È in Italia da tre anni. Nel suo Paese era al secondo anno di legge. Ha lasciato la sua terra con un amico quando aveva 20 anni. Non dice il motivo per cui l’ha fatto. Ha attraversato il deserto in autobus arrivando in Algeria, dove ha lavorato per un anno. Cristina è visibilmente emozionata mentre racconta la storia di Ali. E più va avanti nel racconto, più il suo volto si fa cupo. Più Ali macina chilometri in Africa, più la situazione degenera. Arriva in Libia: «Ali sapeva che lì tutti possono fare di te quello che vogliono». Per proteggere la famiglia si è preparato. Ha dato i soldi a un amico fidato. E quando i libici hanno chiesto di contattare la madre per farsi pagare la scarcerazione, ha dato il suo numero. Ma lì funziona così: ti liberano e ti riprendono. Ad Ali il carcere è toccato due volte. Poi il barcone. Il “biglietto” è costato 1500 euro. In genere, poco prima della partenza i libici chiedono se qualcuno sa guidare. Chi si offre non paga. C’è sempre chi risponde. Sul barcone erano in 130.

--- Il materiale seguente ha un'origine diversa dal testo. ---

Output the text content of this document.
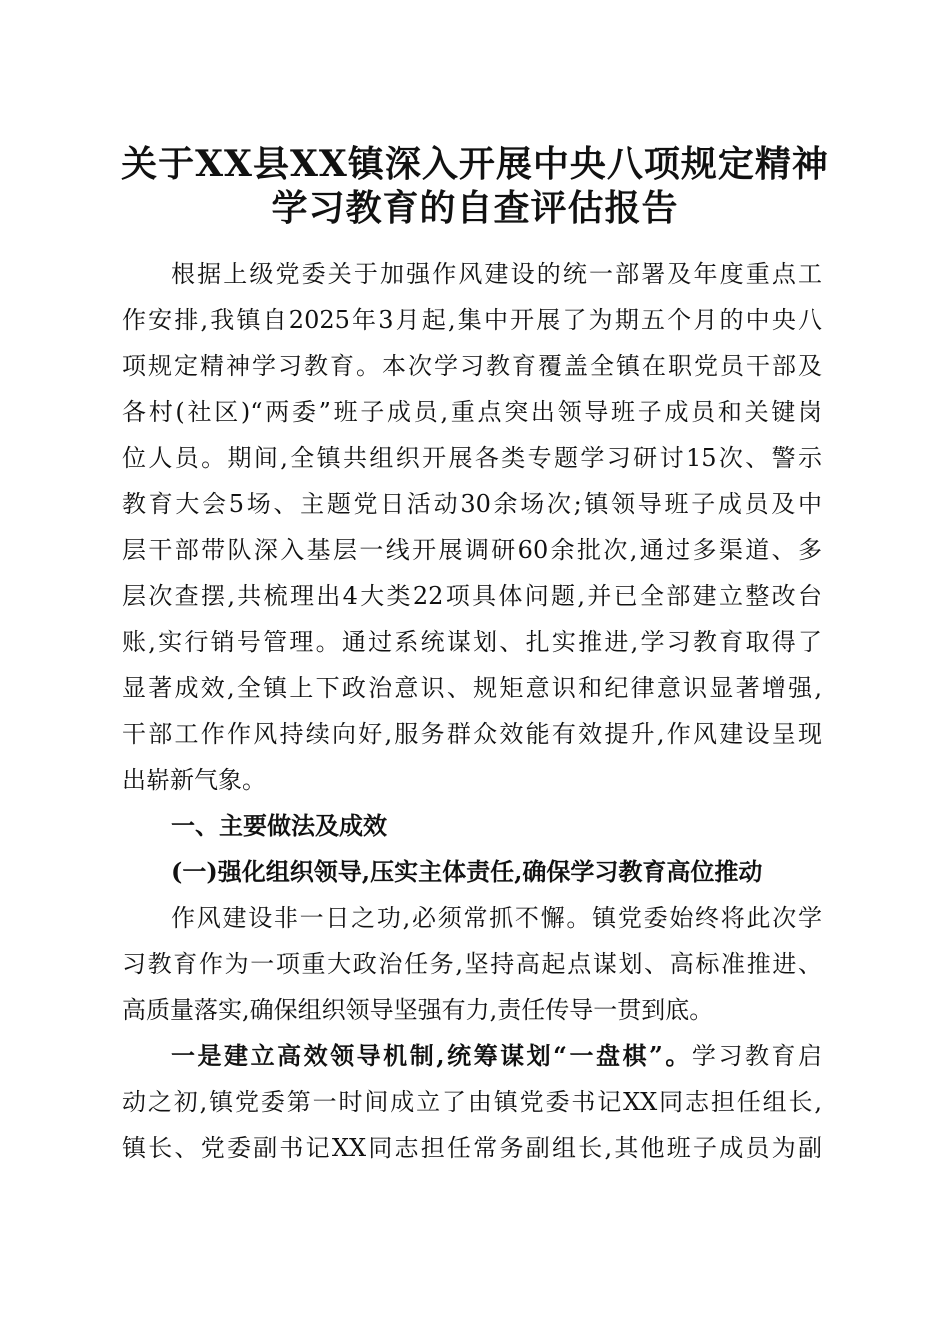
关于XX县XX镇深入开展中央八项规定精神
学习教育的自查评估报告
根据上级党委关于加强作风建设的统一部署及年度重点工
作安排,我镇自2025年3月起,集中开展了为期五个月的中央八
项规定精神学习教育。本次学习教育覆盖全镇在职党员干部及
各村(社区)“两委”班子成员,重点突出领导班子成员和关键岗
位人员。期间,全镇共组织开展各类专题学习研讨15次、警示
教育大会5场、主题党日活动30余场次;镇领导班子成员及中
层干部带队深入基层一线开展调研60余批次,通过多渠道、多
层次查摆,共梳理出4大类22项具体问题,并已全部建立整改台
账,实行销号管理。通过系统谋划、扎实推进,学习教育取得了
显著成效,全镇上下政治意识、规矩意识和纪律意识显著增强,
干部工作作风持续向好,服务群众效能有效提升,作风建设呈现
出崭新气象。
一、主要做法及成效
(一)强化组织领导,压实主体责任,确保学习教育高位推动
作风建设非一日之功,必须常抓不懈。镇党委始终将此次学
习教育作为一项重大政治任务,坚持高起点谋划、高标准推进、
高质量落实,确保组织领导坚强有力,责任传导一贯到底。
一是建立高效领导机制,统筹谋划“一盘棋”。学习教育启
动之初,镇党委第一时间成立了由镇党委书记XX同志担任组长,
镇长、党委副书记XX同志担任常务副组长,其他班子成员为副
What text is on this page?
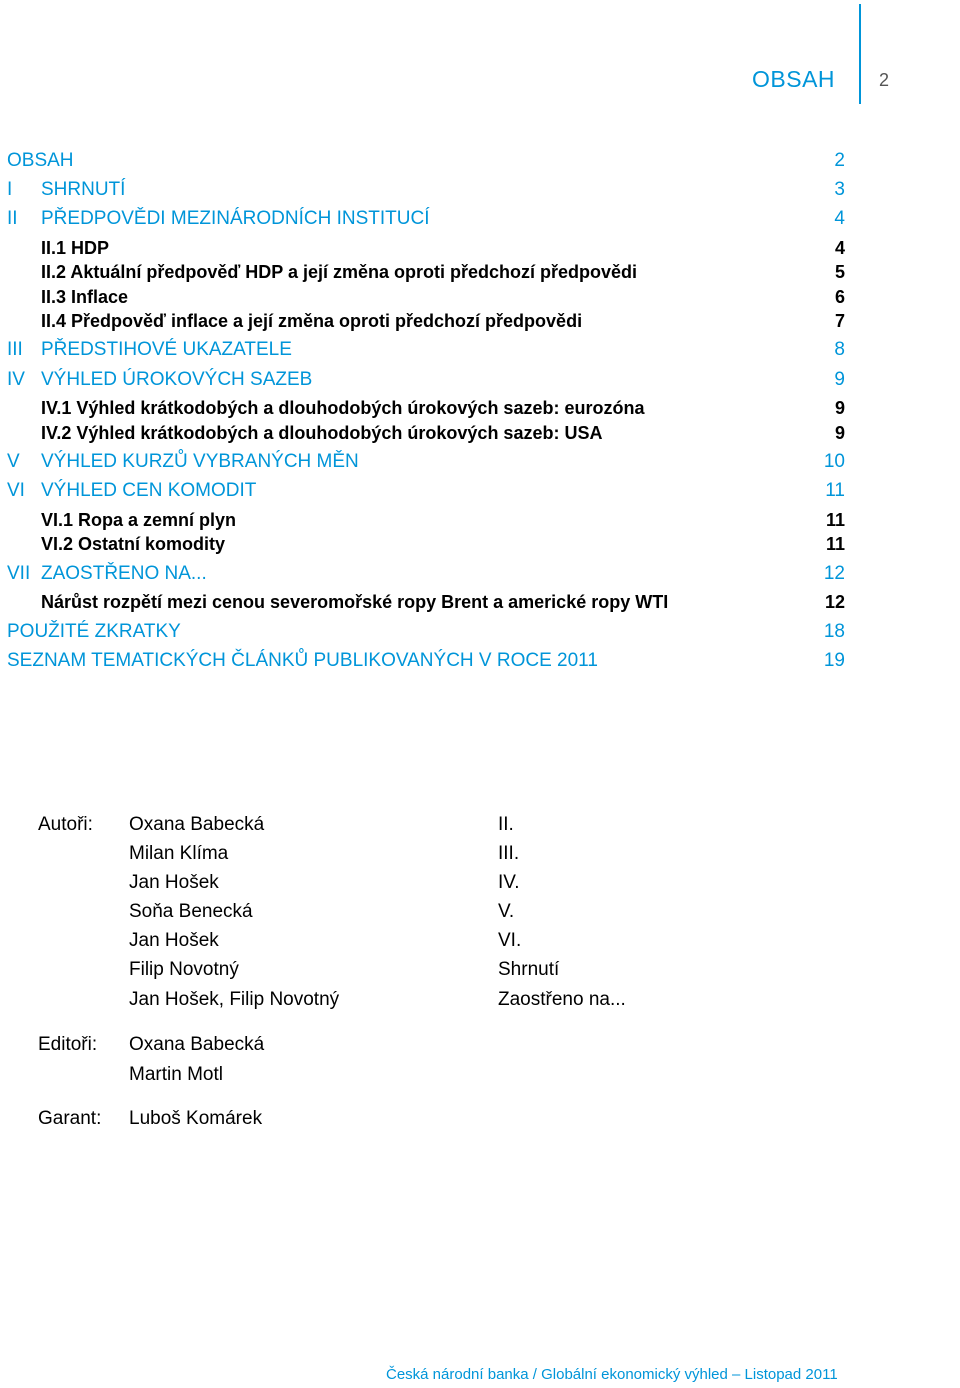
OBSAH 2
OBSAH	2
I SHRNUTÍ	3
II PŘEDPOVĚDI MEZINÁRODNÍCH INSTITUCÍ	4
II.1 HDP	4
II.2 Aktuální předpověď HDP a její změna oproti předchozí předpovědi	5
II.3 Inflace	6
II.4 Předpověď inflace a její změna oproti předchozí předpovědi	7
III PŘEDSTIHOVÉ UKAZATELE	8
IV VÝHLED ÚROKOVÝCH SAZEB	9
IV.1 Výhled krátkodobých a dlouhodobých úrokových sazeb: eurozóna	9
IV.2 Výhled krátkodobých a dlouhodobých úrokových sazeb: USA	9
V VÝHLED KURZŮ VYBRANÝCH MĚN	10
VI VÝHLED CEN KOMODIT	11
VI.1 Ropa a zemní plyn	11
VI.2 Ostatní komodity	11
VII ZAOSTŘENO NA...	12
Nárůst rozpětí mezi cenou severomořské ropy Brent a americké ropy WTI	12
POUŽITÉ ZKRATKY	18
SEZNAM TEMATICKÝCH ČLÁNKŮ PUBLIKOVANÝCH V ROCE 2011	19
Autoři: Oxana Babecká	II.
Milan Klíma	III.
Jan Hošek	IV.
Soňa Benecká	V.
Jan Hošek	VI.
Filip Novotný	Shrnutí
Jan Hošek, Filip Novotný	Zaostřeno na...
Editoři: Oxana Babecká
Martin Motl
Garant: Luboš Komárek
Česká národní banka / Globální ekonomický výhled – Listopad 2011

È arrivato a Pozzallo, in Sicilia, nel 2016 e poi ad Anzio, non lontano da Roma, nello Sprar (Sistema di protezione per richiedenti asilo e rifugiati). Ha ottenuto il permesso di soggiorno per protezione sussidiaria, la seconda forma di protezione internazionale, dopo lo status di rifugiato. «Non so come ha fatto a superare tutto questo. Se dovessi immaginare mio figlio in quella situazione, penso che non ce l’avrebbe fatta». Cristina è una donna forte, affettuosa. Lo dimostra il lungo abbraccio dato a Giovanni, il più grande, appena rientrato in casa. «Non lo vedo da due giorni – si giustifica -, viviamo sotto lo stesso tetto, ma ultimamente non riuscivamo a incrociarci».
Claudio e Cristina hanno deciso di accogliere un rifugiato a dicembre scorso. Hanno parlato con amici e parenti. «Erano tutti entusiasti – spiega Claudio -. Abbiamo capito che non sarebbe stata un’esperienza solo nostra». C’è chi gli insegna l’italiano, chi gli regala le verdure, anche se «a lui non piacciono le cose verdi». Una volta deciso che dovevano fare qualcosa, Claudio e Cristina si sono iscritti alla piattaforma online di Refugees Welcome, dove anche Ali si era registrato. L’associazione ha un sito che mette in contatto le famiglie con i rifugiati. Claudio ha seguito l’esempio della sorella Giusy. La descrive sorridendo, con gli occhi pieni di orgoglio. «È una matta», esclama. «È andata a Lampedusa per partecipare a un festival e ha iniziato a fare volontariato». Ora vive a Parigi con le due figlie e ha preso in affido due minorenni e un ragazzo. «Lei però lo ha fatto tramite le istituzioni». E qui Claudio si fa serio: «Lo Stato francese dà una maggiore sicurezza».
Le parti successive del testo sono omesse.